La víctima del momento es Interbank. Desde que DarkWebInformer publicó la noticia acerca de que kzoldyck estaba ofreciendo en venta 3.7TB de datos exfiltrados del banco, los ojos de todo Perú y de una parte muy importante de toda América Latina cayeron en el banco. Y no era para menos, si recordamos que el atacante alega haber exfiltrado nombres, fechas de nacimiento, direcciones, números de teléfono, direcciones de email, números de tarjetas de crédito, números CVV de seguridad, nombres de usuario y claves en texto plano, credenciales de acceso vía API, así como credenciales para LDAP y Azure.
El banco no ha confirmado que la exfiltración haya incluido efectivamente todas esas diferentes clases de datos, limitándose a declarar que “alguna información correspondiente a un grupo de clientes” fue expuesta por un tercero no autorizado. Y, hasta donde llega nuestro conocimiento, nadie en la comunidad de ciberinteligencia ha tenido acceso a los datos exfiltrados para analizarlos, por lo que no es posible por el momento confirmar o desvirtuar lo afirmado por el atacante.
Sin embargo, si llega a ser cierto, la afectación para los clientes del banco reviste una gravedad enorme. Como medida básica de precaución, el banco ha debido cancelar y reemplazar TODAS las tarjetas de crédito cuyos datos hayan sido exfiltrados, resetear las claves de acceso a las cuentas de TODOS sus clientes cuya información haya sido exfiltrada, ha debido cambiar las credenciales de acceso vía API y aquellas usadas vía LDAP y Azure. Y más - aunque siendo realistas, es posible que el banco aún no tenga total claridad acerca de los datos exactos que fueron exfiltrados.

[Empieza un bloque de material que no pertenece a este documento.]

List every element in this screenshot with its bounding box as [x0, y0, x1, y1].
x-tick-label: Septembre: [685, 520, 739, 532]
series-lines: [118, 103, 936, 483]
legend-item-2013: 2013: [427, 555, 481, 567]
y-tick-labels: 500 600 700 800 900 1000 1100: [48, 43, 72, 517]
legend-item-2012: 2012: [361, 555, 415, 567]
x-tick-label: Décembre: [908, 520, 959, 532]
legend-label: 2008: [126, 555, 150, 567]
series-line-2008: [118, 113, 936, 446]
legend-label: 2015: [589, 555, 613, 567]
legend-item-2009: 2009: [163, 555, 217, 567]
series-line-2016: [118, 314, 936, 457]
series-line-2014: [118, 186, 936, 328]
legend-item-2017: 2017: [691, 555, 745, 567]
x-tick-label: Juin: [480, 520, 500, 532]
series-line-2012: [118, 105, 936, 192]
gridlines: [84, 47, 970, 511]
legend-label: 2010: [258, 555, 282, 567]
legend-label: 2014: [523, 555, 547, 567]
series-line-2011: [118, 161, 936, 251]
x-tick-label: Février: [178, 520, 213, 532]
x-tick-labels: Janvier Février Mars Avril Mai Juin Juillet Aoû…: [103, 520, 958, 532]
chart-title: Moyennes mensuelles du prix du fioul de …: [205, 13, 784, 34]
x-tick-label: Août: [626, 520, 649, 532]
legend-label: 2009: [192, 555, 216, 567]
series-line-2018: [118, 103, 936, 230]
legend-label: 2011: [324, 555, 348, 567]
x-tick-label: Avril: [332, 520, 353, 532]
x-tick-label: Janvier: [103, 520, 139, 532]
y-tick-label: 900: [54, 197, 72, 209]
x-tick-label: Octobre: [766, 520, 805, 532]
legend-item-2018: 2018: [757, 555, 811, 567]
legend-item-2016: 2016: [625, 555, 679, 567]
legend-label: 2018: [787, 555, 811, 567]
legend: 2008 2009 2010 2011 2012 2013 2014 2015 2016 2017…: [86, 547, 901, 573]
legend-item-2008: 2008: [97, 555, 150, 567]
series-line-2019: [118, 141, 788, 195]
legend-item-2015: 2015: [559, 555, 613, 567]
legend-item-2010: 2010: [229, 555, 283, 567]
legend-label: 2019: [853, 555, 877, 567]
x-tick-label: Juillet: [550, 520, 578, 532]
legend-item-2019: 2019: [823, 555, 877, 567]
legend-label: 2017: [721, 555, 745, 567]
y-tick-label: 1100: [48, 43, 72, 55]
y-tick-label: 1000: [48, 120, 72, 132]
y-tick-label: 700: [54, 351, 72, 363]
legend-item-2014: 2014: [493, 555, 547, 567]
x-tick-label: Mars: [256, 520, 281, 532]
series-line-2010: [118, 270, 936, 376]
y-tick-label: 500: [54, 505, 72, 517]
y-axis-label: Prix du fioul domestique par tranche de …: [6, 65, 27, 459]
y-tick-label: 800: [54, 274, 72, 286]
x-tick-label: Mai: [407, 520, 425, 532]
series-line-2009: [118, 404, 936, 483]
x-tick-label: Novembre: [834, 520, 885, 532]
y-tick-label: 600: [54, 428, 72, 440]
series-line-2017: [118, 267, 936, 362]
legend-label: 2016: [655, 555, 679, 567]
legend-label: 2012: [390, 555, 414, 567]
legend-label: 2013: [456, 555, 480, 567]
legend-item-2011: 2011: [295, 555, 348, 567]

Si lo que afirma el atacante es cierto, en cuanto a que la exfiltración incluyó nombres de usuario y claves en texto plano, el banco tiene la obligación moral de ser transparente con sus clientes e informarles que esto ha ocurrido, porque de ellos con seguridad varios miles reutilizan sus claves en diferentes servicios y al caer su nombre de usuario y su clave en este ataque, es cuestión de tiempo para que éste u otro delincuente intenten hacer uso de esas credenciales para ingresar en otros servicios como cuentas en otros bancos, redes sociales, Netflix, Amazon, Spotify o cualquier otro en que uno pueda pensar. Es decir, potencialmente miles de usuarios del banco que reutilicen sus claves (cosa que uno NO se debe hacer pero que, tristemente, muchos hacen) pueden perder sus cuentas en otros servicios.
Afortunadamente para los usuarios de Interbank, el atacante no menciona haber exfiltrado datos biométricos, que son usados por el banco para identificar a los usuarios de algunos de sus servicios. Sin embargo, en el análisis post-mortem tras el ataque es obvio que el banco tiene la obligación de, entre otros muchos pasos a seguir, verificar e informar transparentemente si hubo alguna afectación a los registros biométricos de sus clientes. Los clientes tienen derecho de saber si sus datos biométricos están siendo ofrecidos en el bajo mundo de la delincuencia en línea.
Por ahora, desde afuera no podemos hacer más que monitorear lo que vaya informando el banco y estar disponibles en caso de que sea posible colaborar con las autoridades. Después de semejante momento tan difícil, es justo dejar a las directivas del banco en paz para que puedan rehacer su camino mientras colaboran con las autoridades en la investigación del ataque. En lugar de criticar al banco por haber sido victimizado, piense usted cuántas vulnerabilidades de alta severidad se pueden encontrar en el servidor web de su propia compañía o en su servidor de correo. O intente recordar la última vez en que su organización buscó elevar el nivel de preparación del personal para disminuir el riesgo de caer víctimas en ataques de phishing. Esta vez fue Interbank, la próxima vez puede ser usted.
Es interesante notar cómo, aparentemente, durante su negociación con el delincuente el banco insistía en su creencia de que un empleado suyo habría actuado como cómplice del atacante. La investigación policial confirmará esto. En sus últimos mensajes al atacante, el banco le dijo esto: “Apelamos a su sentido de la decencia para que considere apartarse de este asunto y siga hacia adelante. Con o sin su ayuda, tarde o temprano vamos a descubrir a su cómplice. Si usted decide apartarse ya, no vamos a contactar a la policía”. Si usted está negociando con un delincuente, tenga presente que apelar a su decencia puede no ser el mejor argumento: si el delincuente fuera una persona decente, no sería un delincuente.